RFR: 8164652: c1 port, code patching

Wed Aug 31 16:58:38 UTC 2016

It all looks pretty good.

I now understand how the C1 patching code works, and it's not as bad
as I'd feared.  :-)

I'm think that it'll work on existing ARM processors, given that none
of the copying of code buffers which x86 does is used at all.

For the benefit of onlookers: when we have to patch, say, an
instruction of the form

   mov r2, #nn

but nn is unknown at compilation time, we lay down a stub of the form

stub0:
   movw r2, #0
   movt r2, #0
   nop
   b back

and at the "call site" we do

  b <fixup>
  nop
  nop
back:

Patching code first fixes up the stub:

stub0:
   movw r2, #088
   movt r2, #0
   nop
   b back

and then the call site to jump to the stub:

  b stub0
  nop
  nop
back:

With all of the icache flushing done in the correct order I think this
is OK.

Having said that, I want to sound a note of caution.
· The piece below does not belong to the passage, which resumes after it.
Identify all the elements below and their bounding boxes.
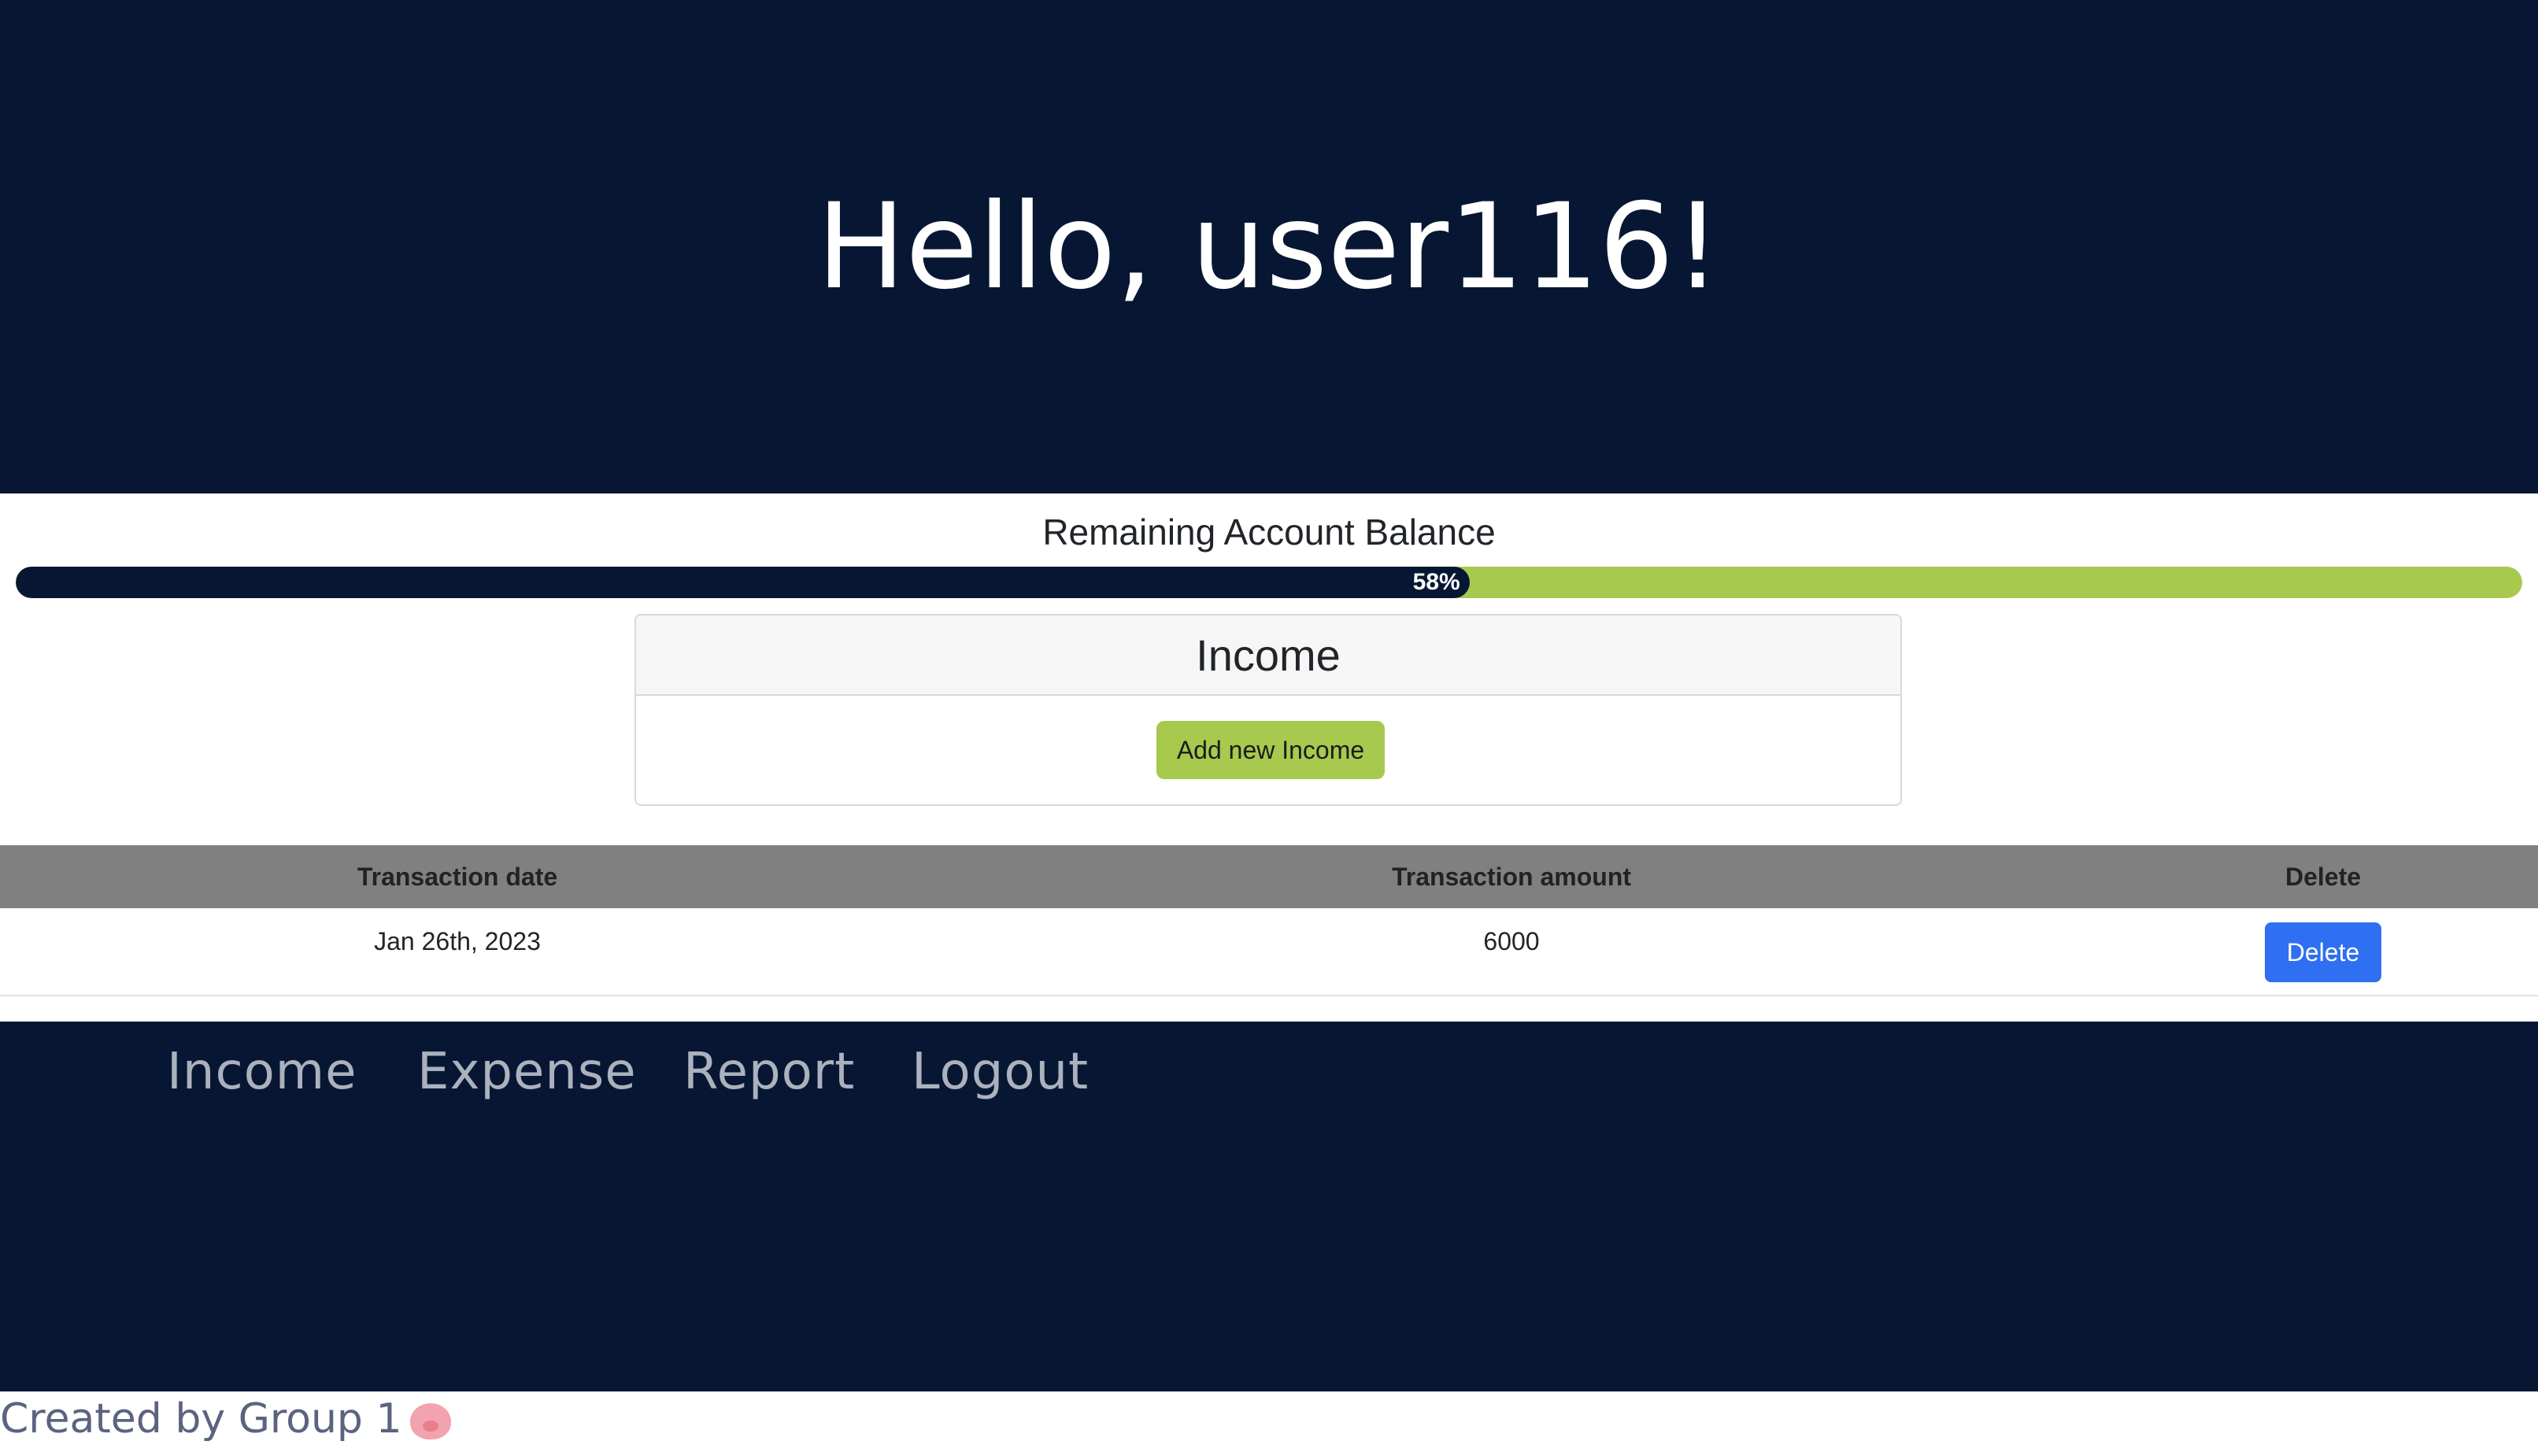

There is a compatibility problem in that the architecture
specification says

   ...once the modified instructions are observable, each PE that is
   executing the modified instructions *must* (my emphasis) issue the
   following instruction to ensure execution of the modified
   instructions:

         ISB;         Synchronize fetched instruction stream

But we are not doing that on all PEs.  For strict correctness we
should execute an ISB on every PE after a stub has been written and
before it is executed.  In practice I don't think that it matters
because the instruction cache on the other PEs probably won't already
contain a stale copy of the stub.  But it is possible: with a long
instruction cache it may do if the line has already been fetched for
an adjacent stub.  Without an ISB the PE may not re-fetch its icache
line and may then execute the stale stub code.

The patching doesn't need to be done in this way.  It could have been
done as

   b <fixup>
   ldr r2, <constant pool + offset>

and the fixup could have initialized the constant pool entry and then
overwritten the b <fixup> to a NOP .

[ As an aside: I don't think that the trampolines on AArch64 are
vulnerable in the same way because the stubs are of the form

   ldr r2, data0
   b r2
data0:
   xword 0

the patching code does not modify an instruction except for the branch
at the call site, so it is legal.  Having said that, perhaps we need
an acquiring load in this AArch64 stub instead of a simple LDR. ]

Andrew.